Nigeria is characterised as having the world’s greatest out of school population, which is estimated to be 10.5 million. While this is due to a variety of socio-cultural and economic factors, the inaccessibility of educational facilities is often a key issue. Research has shown that the main contributing factors to primary school absenteeism in north west Nigeria include low levels of parental education, gender inequality, low incomes, perceived teacher performance, and prohibitive distances to schools. The effect of distance is further highlighted; living 20 or more minutes away from a school reduces the odds of attendance by 52%.

In an effort to improve education access, Nigeria’s Universal Basic Educational Commission (UBEC) established a range of policies to address school absenteeism, including one that mandates no student should have to travel more than 2 kilometres to the nearest school. To support UBEC, GRID3 Nigeria used geospatial data to analyse the location of current schools to Nigeria’s school-age population and recommend new school locations.

Examining access to education

In order to understand the current state of Nigeria’s education system, the GRID3 Nigeria team first analysed information from UBEC’s National Personnel Audit (NPA) dataset in relation to GRID3 population estimates. The team calculated the percentage of children within each local government area (LGA) that live within two kilometres of a school. Findings revealed percentages are lowest in the North East, particularly in Borno state. LGAs within many South South and South East states have rates as high as 95-100%. 

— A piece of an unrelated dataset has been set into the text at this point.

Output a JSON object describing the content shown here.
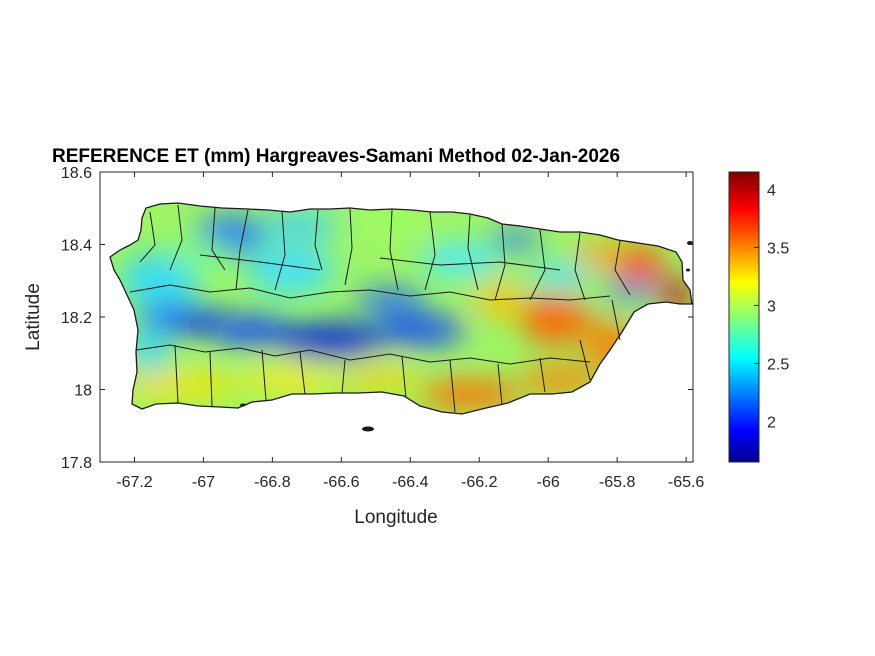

Figure 1. Percentage of children, ages 5<10, within each LGA, that reside within 2km of a primary school. Data sources: GRID3, Universal Basic Education Commission, eHealth Africa, and Proxy Logics Limited.

In late 2019, these findings were presented to UBEC. The results were well-received and GRID3 Nigeria trained a small technical team, formed by UBEC, on geographic information systems (GIS). Through this training, the technical team were then able to perform these analyses independently.

Optimising school locations

Another component of the GRID3 Nigeria team’s approach was to determine the location where new schools should be built. GRID3 developed an optimisation model that simulates the placement of schools in locations that maximise coverage and student access. Based on Findings from the optimisation model demonstrate there are diminishing returns when more schools are built; but the impact of strategically building the first few hundred or thousand schools is significant.

Figure 2. Nigeria country map demonstrating existing school locations and proposed locations of new schools, according to GRID3’s school optimisation model. Data sources: GRID3, Universal Basic Education Commission, eHealth Africa, and Proxy Logics Limited.

Figure 3. Graph demonstrating the percentage of the school-age population within 2km of a school as a function of the number of newly constructed schools.

As a next step, simulation results will be presented to UBEC and select State Universal Basic Education Boards in March 2020. Feedback from the presentation will be used to customise the model to met the needs of national and state education agencies for eventual long-term adoption.